Overview
For a long time, security vendors have had limited coverage in researching espionage incidents related to Linux systems. Many disclosed APT attacks focused on office machines (i.e. Windows platforms), result in data theft primarily involving non-sensitive internal documents. We believe that this type of espionage attack garners more attention than the actual harm it poses. However, in the field of scientific research, Linux servers often host critical data, making their security of utmost importance. Therefore, strengthening security research and event monitoring for Linux systems is a crucial task in safeguarding the high-quality development of national science and technology.

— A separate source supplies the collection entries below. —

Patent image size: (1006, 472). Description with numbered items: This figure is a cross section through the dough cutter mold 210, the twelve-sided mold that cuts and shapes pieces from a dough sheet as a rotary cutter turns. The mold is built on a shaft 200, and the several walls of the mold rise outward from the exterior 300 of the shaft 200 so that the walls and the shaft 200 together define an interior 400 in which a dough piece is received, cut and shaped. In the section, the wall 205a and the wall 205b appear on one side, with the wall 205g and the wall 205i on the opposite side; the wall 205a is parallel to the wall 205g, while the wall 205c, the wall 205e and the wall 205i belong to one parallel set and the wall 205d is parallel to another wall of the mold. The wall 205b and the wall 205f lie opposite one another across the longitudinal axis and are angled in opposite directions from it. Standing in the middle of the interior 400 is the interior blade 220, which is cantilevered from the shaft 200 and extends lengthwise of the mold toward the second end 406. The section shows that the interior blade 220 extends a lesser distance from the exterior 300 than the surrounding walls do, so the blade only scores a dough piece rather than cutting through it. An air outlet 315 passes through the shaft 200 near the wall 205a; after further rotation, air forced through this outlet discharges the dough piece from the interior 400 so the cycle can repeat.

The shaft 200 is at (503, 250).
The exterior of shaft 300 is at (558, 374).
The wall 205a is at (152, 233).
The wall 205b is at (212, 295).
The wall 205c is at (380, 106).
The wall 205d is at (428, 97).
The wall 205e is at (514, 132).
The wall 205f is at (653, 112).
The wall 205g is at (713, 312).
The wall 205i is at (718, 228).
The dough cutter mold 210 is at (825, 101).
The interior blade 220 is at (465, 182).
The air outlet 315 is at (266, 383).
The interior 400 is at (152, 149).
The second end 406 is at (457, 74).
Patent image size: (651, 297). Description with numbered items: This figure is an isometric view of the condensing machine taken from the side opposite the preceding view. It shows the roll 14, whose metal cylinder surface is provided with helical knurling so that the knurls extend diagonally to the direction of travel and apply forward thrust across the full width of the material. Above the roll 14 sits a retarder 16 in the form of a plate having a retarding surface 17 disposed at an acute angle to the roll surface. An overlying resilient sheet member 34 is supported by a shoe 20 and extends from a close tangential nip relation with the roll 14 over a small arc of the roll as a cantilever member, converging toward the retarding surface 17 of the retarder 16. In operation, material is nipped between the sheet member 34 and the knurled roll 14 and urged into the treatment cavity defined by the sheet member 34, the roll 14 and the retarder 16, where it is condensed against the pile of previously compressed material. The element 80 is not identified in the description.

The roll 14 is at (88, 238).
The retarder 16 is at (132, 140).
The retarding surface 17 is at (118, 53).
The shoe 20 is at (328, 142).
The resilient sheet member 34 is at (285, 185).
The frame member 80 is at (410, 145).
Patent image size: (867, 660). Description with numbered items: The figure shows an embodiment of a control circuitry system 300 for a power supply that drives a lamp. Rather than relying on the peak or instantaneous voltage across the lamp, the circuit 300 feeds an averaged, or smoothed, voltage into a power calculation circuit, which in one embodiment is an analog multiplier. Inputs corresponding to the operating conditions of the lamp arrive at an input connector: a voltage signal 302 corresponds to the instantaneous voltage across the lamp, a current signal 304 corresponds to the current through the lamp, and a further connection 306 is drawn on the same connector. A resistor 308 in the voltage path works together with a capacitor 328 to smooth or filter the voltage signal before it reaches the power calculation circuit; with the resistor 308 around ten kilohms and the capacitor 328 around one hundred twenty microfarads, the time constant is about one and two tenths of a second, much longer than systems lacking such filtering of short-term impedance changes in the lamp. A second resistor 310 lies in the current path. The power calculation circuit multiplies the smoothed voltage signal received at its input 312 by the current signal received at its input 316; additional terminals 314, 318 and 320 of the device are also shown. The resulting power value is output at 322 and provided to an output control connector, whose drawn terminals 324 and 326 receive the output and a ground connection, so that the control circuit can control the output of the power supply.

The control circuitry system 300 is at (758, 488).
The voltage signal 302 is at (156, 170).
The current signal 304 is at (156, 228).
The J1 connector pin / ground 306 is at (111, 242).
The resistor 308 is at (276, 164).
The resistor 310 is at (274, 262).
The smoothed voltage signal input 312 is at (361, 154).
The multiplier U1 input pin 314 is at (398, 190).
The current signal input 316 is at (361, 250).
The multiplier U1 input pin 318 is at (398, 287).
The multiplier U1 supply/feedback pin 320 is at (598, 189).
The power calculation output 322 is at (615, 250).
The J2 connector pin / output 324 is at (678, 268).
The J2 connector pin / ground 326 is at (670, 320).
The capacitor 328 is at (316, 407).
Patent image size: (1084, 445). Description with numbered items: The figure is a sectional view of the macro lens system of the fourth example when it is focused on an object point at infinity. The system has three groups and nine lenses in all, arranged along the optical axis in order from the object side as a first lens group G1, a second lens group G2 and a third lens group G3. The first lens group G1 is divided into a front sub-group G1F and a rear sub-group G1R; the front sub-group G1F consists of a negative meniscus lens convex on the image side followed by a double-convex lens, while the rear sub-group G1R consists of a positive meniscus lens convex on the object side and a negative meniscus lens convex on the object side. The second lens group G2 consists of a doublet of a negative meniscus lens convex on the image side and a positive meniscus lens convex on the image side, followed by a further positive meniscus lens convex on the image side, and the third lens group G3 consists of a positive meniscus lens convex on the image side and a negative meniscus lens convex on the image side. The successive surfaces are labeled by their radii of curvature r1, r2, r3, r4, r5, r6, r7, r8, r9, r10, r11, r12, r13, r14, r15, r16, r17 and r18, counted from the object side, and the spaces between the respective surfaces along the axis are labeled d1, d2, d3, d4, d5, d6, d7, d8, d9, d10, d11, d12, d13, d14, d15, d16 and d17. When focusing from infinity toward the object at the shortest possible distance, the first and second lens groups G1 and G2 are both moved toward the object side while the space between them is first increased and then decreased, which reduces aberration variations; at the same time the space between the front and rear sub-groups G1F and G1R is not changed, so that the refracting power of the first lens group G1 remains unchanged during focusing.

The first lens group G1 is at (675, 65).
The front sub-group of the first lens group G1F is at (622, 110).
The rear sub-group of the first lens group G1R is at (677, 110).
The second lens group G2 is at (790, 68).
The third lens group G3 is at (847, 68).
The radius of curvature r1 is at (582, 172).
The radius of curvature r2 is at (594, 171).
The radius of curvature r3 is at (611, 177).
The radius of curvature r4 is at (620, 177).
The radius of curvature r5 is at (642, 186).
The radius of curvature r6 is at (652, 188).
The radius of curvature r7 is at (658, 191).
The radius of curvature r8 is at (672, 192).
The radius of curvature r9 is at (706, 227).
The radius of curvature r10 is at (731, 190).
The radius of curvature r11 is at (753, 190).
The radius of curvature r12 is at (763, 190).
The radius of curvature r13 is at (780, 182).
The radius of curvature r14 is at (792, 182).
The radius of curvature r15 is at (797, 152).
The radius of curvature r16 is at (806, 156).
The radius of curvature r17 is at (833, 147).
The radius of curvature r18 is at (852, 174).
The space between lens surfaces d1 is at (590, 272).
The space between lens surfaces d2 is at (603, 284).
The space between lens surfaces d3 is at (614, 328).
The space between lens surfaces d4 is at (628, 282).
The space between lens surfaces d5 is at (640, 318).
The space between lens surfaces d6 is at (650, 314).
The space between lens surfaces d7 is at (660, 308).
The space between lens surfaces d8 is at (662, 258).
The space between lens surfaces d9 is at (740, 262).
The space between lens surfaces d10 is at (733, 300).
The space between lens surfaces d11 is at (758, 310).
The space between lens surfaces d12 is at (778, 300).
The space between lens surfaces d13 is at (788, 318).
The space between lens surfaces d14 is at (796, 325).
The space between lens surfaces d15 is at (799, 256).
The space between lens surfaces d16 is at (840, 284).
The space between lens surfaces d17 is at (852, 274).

Since the initiation of “UTG” (Unknown Threat Group) numbering, QiAnXin Threat Intelligence Center has closely monitored attacks targeting server environments within government and enterprise sectors, and have discovered several threat actors such as UTG-Q-008 and UTG-Q-009, which have caused significant harm to government and enterprise entities. Among them, UTG-Q-008 is the only threat group exclusively targeting Linux platforms for its malicious activities. After a year-long intensive tracking effort, we have finally confirmed evidence of UTG-Q-008 utilizing the resources of a massive botnet network for espionage activities against the domestic research and education sector. Up to 70% of the infrastructure are springboard servers, with a different batch of springboard servers being used for each new activity. The domain names controlled by the attackers have been active for at least a decade, displaying an adversarial strength far surpassing mainstream APT groups, which has deeply impressed upon us the notion that huge network resources are the best weapons. The attack flowchart is shown below:
Target
UTG-Q-008 has multiple attack lists for its domestic activities, and we have obtained one of them, which includes over five thousand domestic network segments:
After deduplication, it contains over 17 million target IP addresses within China. Detailed comparisons have confirmed that the majority of these target IPs belong to the CN CER (China Education and Research) network assets, displaying a high level of specificity. In addition to this, UTG-Q-008 has shown a strong interest in top-tier biological genetics and RNA immunotherapy research projects in both China and the United States. Threat groups with such interests in this field are rare, and similar attack activities are found in Operation HideBear [1].
Botnet
From the defender's perspective, attackers have virtually unlimited network resources. Each time a large-scale operation is launched, the domain names for payload requests and the IP addresses for shell bouncing on victim Linux servers are brand-new springboard servers. The attack activities typically occur between 0-4 a.m., and the duration of the shell is only 2-3 minutes. Short duration of shell renders traditional IOC (indicators of compromise) intelligence ineffective in defending against them.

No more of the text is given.